Certamente, il turismo si riprenderà.

La voglia di viaggiare, il graduale miglioramento della copertura vaccinale e le nuove forme di turismo che si stanno imponendo (riscoperta di destinazioni periferiche, attività di smart working svolte da località turistiche e così via) permetteranno al settore di risollevarsi, e in fretta.

La politica, però, deve fare un cambio di passo e decidere se vuole assecondare il cambiamento, promuovendo e finanziando investimenti improntati alla sostenibilità ambientale e alla responsabilità sociale o se, al contrario, i sussidi pubblici debbano servire solo a mettere una toppa in attesa di tornare ai fasti degli anni scorsi.

E se quel turismo non c’è più, perché i modelli di vacanza stanno cambiando velocemente, saranno altri soldi sprecati”.

L’articolo, di cui ho riportato alcune parti, è interessante perché era ben noto che il turismo fosse stato molto colpito dalla pandemia ma non erano noti i dati relativi alla riduzione effettivamente verificatasi dei flussi turistici e alla conseguente diminuzione del Pil.
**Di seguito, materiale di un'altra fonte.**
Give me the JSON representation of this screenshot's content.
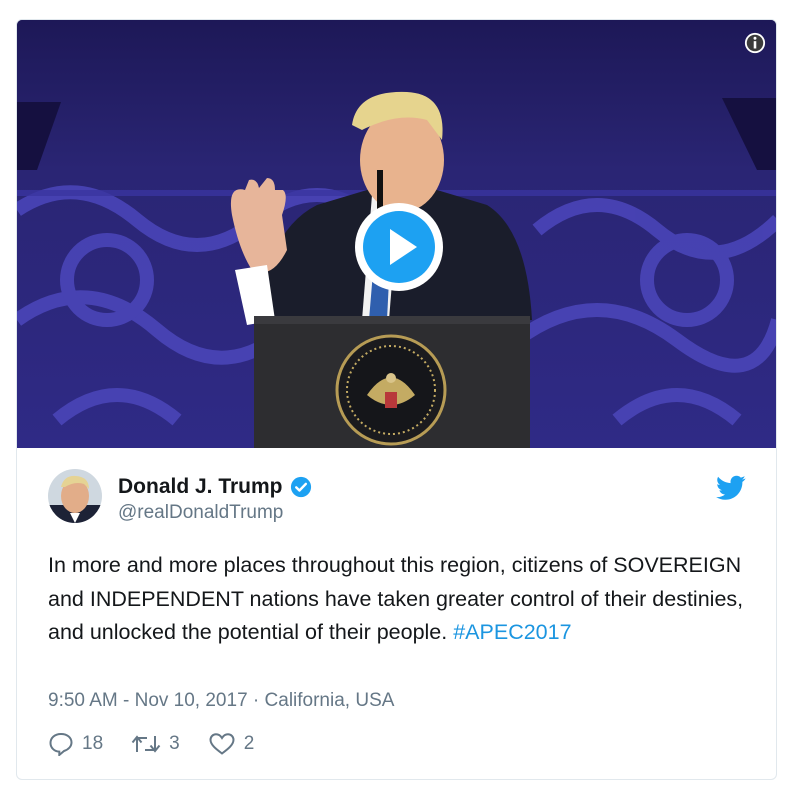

Convengo, infine, con l’ultima considerazione contenuta nell’articolo: non sarà sufficiente attendere che con la riduzione delle restrizioni alla mobilità la crisi del turismo scompaia, sarà necessario adottare da parte delle autorità di governo, nazionali e locali, una politica che favorisca l’uscita dalla crisi.
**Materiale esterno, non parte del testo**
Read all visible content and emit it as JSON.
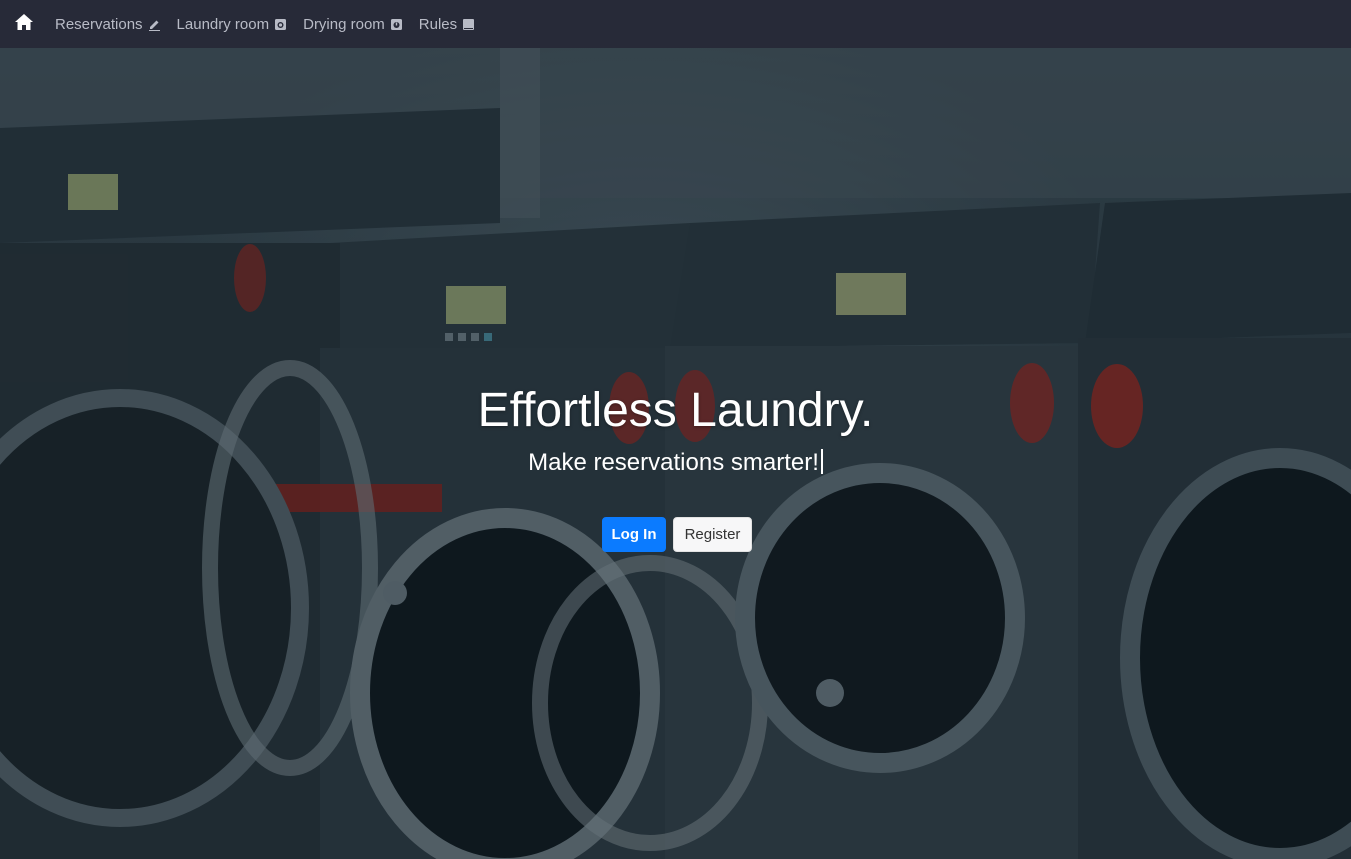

Per la verità, anche prima della pandemia, non esisteva una politica pubblica adeguata per favorire lo sviluppo del turismo, sviluppo che considerando le caratteristiche del nostro Paese, sarebbe stata possibile e in misura notevole.

Sarà la pandemia l’occasione affinchè una politica pubblica come quella ipotizzata si realizzi effettivamente?

Non è assolutamente scontato.

Pubblicato il 22/4/2021 alle 10.45 nella rubrica Diario.